In terms of regression, you can do rollouts on bigger things. A swiss ball is a good start, then from the you can move to doing them standing, then try a medicine ball, then the roller. There’s probably other intermediate steps you could take but that’s the first ones that spring to my tiny mind.

Swiss ball jacknives are a good anti-extension/hip flexion with a neutral spine exercise that I think are underrated.


#5

Thanks. I will look into it and also wait to see if anybody pops up with other suggestions/advice. Much appreciated.


#6

How do you progress to a full rollout?


#7

never done it, nor coached anyone to do it, mate. If I was to give it a go I’d get super good at sets of rollouts on my knees (like 20 reps).

Next step’d be kneeling on an aerobics step or something. This is as far as I’ve gotten in the past.

The problem then is the jump from kneeling to standing is fucking huge in terms of difficulty, even with the step of using the, well, step. I was never patient enough with it and have always given up at this point.

How I think I’d approach it though were I to give it another try would be some sort of ROM progression, gradually letting the reps get deeper as you get stronger. I know some people do this using a wall to stop the roller getting out too far. I dunno; seems like a recipe just to go slamming roller-first into the wall, but having never tried it I can’t really comment on it.

So, for what it’s worth, that’s what I’d do.

Someone like @Chris_Colucci would probably be able to coach it better than I.


#8

Way I went from doing them with about 30 cm of motion and then falling over to now doing them for 4 x 10 like nose to floor was rom progression as Yogi said. Start a set distance from a wall that’s comfortable and then pause at wall then back. Increase rom from the wall until you can do it without going into a wall and just stop and reverse motion yourself. Takes a lot of time.


#9

Thanks @Yogi1 and @hugh_gilly. This was really helpful👌


#10

FWIW, ROM progression pretty much is the standard. You can also stick with the on-the-knees rollouts and use hand walkouts and/or fallouts as “assistance” work to build strength in that “arms out/overhead” fully extended position.

You can also play with foot width for the standing ab wheel. A wider stance (think sumo dead-ish) will be less challenging than standing at military attention with your heels touching.


#11

Ab work definitely doesn’t need to be advanced or complicated to be effective. Pallof presses and/or iso-holds and all sorts of plank variations can work well for general “core” work.

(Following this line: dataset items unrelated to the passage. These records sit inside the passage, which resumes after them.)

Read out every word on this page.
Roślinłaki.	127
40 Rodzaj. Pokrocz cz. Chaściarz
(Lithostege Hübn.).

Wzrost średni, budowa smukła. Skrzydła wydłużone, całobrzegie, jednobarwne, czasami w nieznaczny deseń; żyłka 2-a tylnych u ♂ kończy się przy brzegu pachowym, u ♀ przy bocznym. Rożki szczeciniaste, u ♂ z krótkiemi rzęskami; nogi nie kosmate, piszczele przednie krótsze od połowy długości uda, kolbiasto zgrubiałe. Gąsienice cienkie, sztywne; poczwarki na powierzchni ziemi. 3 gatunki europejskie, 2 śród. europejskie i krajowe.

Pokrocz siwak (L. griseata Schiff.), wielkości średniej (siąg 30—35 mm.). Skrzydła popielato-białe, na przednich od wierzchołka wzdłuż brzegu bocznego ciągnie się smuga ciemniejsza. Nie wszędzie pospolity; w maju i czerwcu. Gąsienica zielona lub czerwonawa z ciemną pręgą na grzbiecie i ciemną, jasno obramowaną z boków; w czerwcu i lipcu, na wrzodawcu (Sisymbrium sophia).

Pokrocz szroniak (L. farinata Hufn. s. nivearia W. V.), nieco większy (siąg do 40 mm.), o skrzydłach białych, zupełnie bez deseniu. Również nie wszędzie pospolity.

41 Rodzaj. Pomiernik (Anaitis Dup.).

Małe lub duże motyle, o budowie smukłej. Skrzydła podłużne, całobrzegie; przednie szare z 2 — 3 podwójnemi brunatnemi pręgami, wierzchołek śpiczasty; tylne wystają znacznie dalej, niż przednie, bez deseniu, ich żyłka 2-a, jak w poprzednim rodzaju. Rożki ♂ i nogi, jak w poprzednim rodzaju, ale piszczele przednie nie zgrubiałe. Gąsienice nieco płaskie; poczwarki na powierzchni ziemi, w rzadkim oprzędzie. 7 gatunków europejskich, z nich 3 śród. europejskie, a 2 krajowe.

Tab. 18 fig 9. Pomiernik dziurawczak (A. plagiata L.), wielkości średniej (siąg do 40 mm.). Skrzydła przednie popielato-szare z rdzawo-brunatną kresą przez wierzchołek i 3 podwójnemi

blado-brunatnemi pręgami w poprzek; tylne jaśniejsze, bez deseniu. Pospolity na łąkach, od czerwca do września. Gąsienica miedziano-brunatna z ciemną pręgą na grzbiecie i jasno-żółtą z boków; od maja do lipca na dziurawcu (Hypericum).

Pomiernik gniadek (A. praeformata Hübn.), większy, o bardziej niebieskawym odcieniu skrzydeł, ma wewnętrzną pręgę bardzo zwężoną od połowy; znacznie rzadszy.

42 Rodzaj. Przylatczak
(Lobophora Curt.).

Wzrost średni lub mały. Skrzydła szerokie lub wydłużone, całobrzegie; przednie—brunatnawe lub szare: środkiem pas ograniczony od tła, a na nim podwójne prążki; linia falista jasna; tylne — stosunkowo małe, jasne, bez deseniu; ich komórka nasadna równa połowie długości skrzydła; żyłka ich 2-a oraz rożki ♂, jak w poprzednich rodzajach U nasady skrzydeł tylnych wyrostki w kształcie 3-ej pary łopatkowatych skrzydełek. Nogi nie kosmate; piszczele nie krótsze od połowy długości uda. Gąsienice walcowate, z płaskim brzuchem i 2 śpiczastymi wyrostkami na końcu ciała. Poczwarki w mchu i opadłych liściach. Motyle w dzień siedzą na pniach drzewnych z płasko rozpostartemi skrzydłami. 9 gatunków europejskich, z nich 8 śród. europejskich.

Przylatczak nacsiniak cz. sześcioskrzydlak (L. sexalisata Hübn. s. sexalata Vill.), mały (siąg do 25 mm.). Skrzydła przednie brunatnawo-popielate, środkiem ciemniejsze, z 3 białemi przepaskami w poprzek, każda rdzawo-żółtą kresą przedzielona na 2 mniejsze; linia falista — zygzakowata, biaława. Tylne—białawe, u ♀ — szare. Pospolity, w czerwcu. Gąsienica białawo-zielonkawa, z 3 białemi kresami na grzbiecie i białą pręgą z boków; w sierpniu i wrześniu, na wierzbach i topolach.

Stir-the-pots might work well as an ab wheel substitute, since it has some dynamic movement along with the stability demands.


#12

I could them at 200lb . I found 1 arm presses ups and their variations had a lot of carryover. That and I would say swings not sure way but there is something about stabilising a swinging load. I used to a lot of barbell/dumbbell one snatches and cleans too. I think just being all round strong and lean in the big lifts would probably allow you to do it.